Замолчала. Потом говорит: извините, ничего не могу поделать, тот парень на карточке на вас очень похож был. У него глаза добрые были и улыбка такая добрая, почти как у вас. А у вашего брата всё не такое. За это он меня бил.
И продолжает на моей спине что-то писать. Что я написала?
Я сделал вид, что думаю.
Потом говорю: любовь.
Нет, нет, я не это писала! Это, отвечаю, обязательно это!
Нет, не это!
И вдруг замолчала. И я тоже замолчал. А пол заскрипел.
Смотрю, где от луны на стене белый отпечаток, тень появилась. Я сразу догадался, что это одна из дозорных старух пришла, которые наши с Фатимой отношения по ночам караулят.
Эта тень, то есть старуха, была самая непонятная из всех родственниц, всегда молчала, кажется, у нее в голове не все на месте было. Ее очень уважали. Теперь она стояла и внимательно подслушивала. Я подумал, что она может нас сейчас убить. И засунул голову под курпачу. Это было немужественно по отношению к Фатиме, которая себя курпачой защитить не догадается.
Волнуясь за Фатиму, приподнял край, смотрю. Нет, тень была на своем месте. Потом качнулась и побежала от нас, говоря непонятно кому: голуби! голуби! Еще раз: голуби!
Я вспотел, она этими голубями сейчас всех разбудит. Но голос у старухи был маленький, дохлый, народ крепко спал, никто не услышал. Завтра они ее, конечно, услышат. И нас с Фатимой убьют или еще хуже что-нибудь придумают.
Фатима-хон2, тихо позвал я.
Она молчала.
Фатима-хон, они завтра нас убьют, знаете?

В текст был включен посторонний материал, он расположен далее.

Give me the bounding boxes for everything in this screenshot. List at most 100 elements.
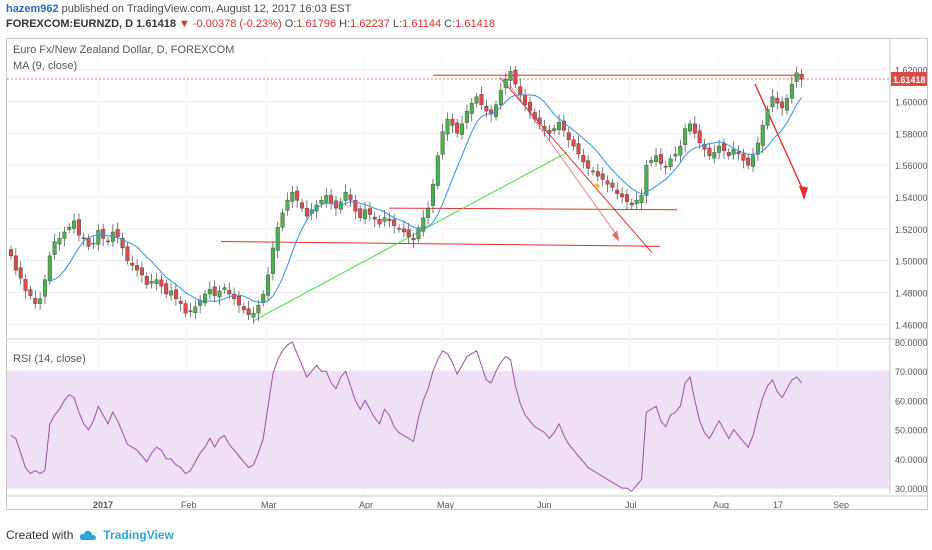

Она снова молчала. Я начал скрести спину, потому что мне показалось, что все эти буквы и слова у меня на коже сохранились и завтра, когда с меня снимут рубашку, они станут всему свету видны.
Голуби! Голуби!
* * *
Скажу сразу: не убили. Наоборот, учиться послали в Ташкент. Чтобы подальше от Фатимы и этого, у которого уже, кажется, приданое скопилось.
Когда меня отправляли, Фатима подбежала ко мне и заплакала. Я наконец увидел, какая она некрасивая, и почувствовал, что люблю. Почему-то на учительницу она сразу похожа стала и на звездную женщину, хотя и глаза, и уши у нее совсем другие были. А она упала. Стала обнимать мои ноги, кричать, чтобы взял ее в Ташкент, она мне будет помогать учиться. Сердце мое! Сердце мое, кричит. Вокруг люди стояли, соседи вперемежку с родственниками, смотрели все. Мне было плохо, только немного приятно: с настоящим Январжоном она так не прощалась, повезло мне все-таки.
Я подумал: если бы нас тогда убили, это была бы красивая жизнь. Но никто даже пальцем не пошевелил, чтобы нас убить. Меня прогоняли учиться; из Фатимы со временем изготовят еще одну недоразвитую старуху. Которая будет по ночам махать им черными пальцами, кричать: голуби, меня убивают голуби! И ее специально никто не услышит.